The Bodger replaced his cap, brushed down his uniform and stepped forward.
‘I am the British Consul for SanGuana Annuncion,’ said the tall man. ‘This is Dominquin Monterruez, the rightful ruler of SanGuana.’
The Bodger bowed and the man in the blanket nodded.
‘How do you do, sir,’ The Bodger said. ‘My name is Lieutenant Commander Badger, Royal Navy, of H.M.S. Barsetshire’
‘Just what were your intentions in this square, Mr Badger?’
‘To support our two advance landing parties, sir. They landed three hours ago and as we hadn’t heard from them we thought on board that they might have run into trouble, sir.’
The Consul frowned. ‘There’s been no trouble that I’ve heard of. In any case, this is not
the place to discuss the matter. I’ll show you to the British Consulate.’

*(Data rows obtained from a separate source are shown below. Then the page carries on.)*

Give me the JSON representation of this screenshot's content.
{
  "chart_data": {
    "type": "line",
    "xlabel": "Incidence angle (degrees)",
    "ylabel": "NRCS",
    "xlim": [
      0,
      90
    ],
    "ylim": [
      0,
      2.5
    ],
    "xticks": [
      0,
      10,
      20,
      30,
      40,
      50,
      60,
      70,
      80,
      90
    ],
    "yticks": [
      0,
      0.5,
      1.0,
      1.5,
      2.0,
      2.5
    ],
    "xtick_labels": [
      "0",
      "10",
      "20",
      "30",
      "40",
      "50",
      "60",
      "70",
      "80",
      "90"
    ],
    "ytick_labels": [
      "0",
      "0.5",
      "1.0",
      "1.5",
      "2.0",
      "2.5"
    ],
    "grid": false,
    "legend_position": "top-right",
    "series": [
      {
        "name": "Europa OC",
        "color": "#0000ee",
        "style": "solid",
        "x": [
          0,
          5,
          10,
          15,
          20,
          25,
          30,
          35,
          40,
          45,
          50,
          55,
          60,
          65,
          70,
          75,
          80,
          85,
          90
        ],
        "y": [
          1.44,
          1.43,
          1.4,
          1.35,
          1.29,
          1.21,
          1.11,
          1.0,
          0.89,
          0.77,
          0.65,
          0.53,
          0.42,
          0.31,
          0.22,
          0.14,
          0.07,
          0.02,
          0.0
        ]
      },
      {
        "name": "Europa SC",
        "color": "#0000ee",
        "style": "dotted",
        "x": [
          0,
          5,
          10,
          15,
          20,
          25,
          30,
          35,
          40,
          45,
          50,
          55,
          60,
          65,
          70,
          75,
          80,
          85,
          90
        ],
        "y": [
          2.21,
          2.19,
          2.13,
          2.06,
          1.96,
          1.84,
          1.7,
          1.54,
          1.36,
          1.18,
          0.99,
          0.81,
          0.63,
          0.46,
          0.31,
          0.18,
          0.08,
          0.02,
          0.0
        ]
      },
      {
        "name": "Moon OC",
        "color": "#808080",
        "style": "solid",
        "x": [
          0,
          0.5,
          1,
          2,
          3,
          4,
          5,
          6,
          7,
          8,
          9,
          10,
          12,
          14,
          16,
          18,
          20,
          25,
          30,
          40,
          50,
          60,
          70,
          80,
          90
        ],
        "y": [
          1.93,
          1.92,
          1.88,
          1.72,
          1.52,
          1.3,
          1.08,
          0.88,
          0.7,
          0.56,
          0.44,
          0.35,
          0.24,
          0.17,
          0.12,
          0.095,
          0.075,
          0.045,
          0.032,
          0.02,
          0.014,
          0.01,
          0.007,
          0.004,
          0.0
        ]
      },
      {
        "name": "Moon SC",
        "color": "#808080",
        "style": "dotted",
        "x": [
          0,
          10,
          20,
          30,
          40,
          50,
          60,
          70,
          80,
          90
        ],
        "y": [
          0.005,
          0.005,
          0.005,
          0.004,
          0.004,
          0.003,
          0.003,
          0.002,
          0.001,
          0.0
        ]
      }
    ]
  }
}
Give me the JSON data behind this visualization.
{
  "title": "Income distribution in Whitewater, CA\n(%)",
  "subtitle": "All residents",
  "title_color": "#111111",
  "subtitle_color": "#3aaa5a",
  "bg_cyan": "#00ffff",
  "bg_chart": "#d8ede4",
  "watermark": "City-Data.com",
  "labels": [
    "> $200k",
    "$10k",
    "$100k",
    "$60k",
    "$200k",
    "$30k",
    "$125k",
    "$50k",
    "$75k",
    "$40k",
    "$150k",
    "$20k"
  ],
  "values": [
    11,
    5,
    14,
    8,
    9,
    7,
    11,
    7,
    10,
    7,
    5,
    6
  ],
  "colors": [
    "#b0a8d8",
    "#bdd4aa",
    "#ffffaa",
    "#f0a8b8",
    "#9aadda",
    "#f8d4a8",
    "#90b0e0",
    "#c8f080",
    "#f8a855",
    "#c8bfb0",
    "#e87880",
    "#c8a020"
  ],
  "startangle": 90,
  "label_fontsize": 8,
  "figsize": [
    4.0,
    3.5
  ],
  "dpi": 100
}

The British Consulate was a large white building facing the town hall. It had been built of the local stone brought by mule from the hills inland under the orders of the Consul’s predecessor. The building was in the shape of a hollow oblong with a small garden in the centre. A wide verandah ran round the garden, its roof supported by high stone pillars. There was a fountain in the garden, some grass, and a few tiny orange trees. It was a pleasant place in which to sit with a drink and there Aquila had taken the Gunnery Officer and the Captain of Royal Marines.
The landing parties had stacked their rifles, carbines, steel helmets, tear-gas bombs and haversacks in the hall and were drinking beer brewed locally, under the supervision of an expert from Milwaukee, which was renowned through South and Central America for its strength and flavour. The bottles carried labels representing a panther urinating into a remarkably accurate facsimile of a grecian urn and the beer was marketed, and enjoyed a wide sale, under the name of ‘Panther’s Water.’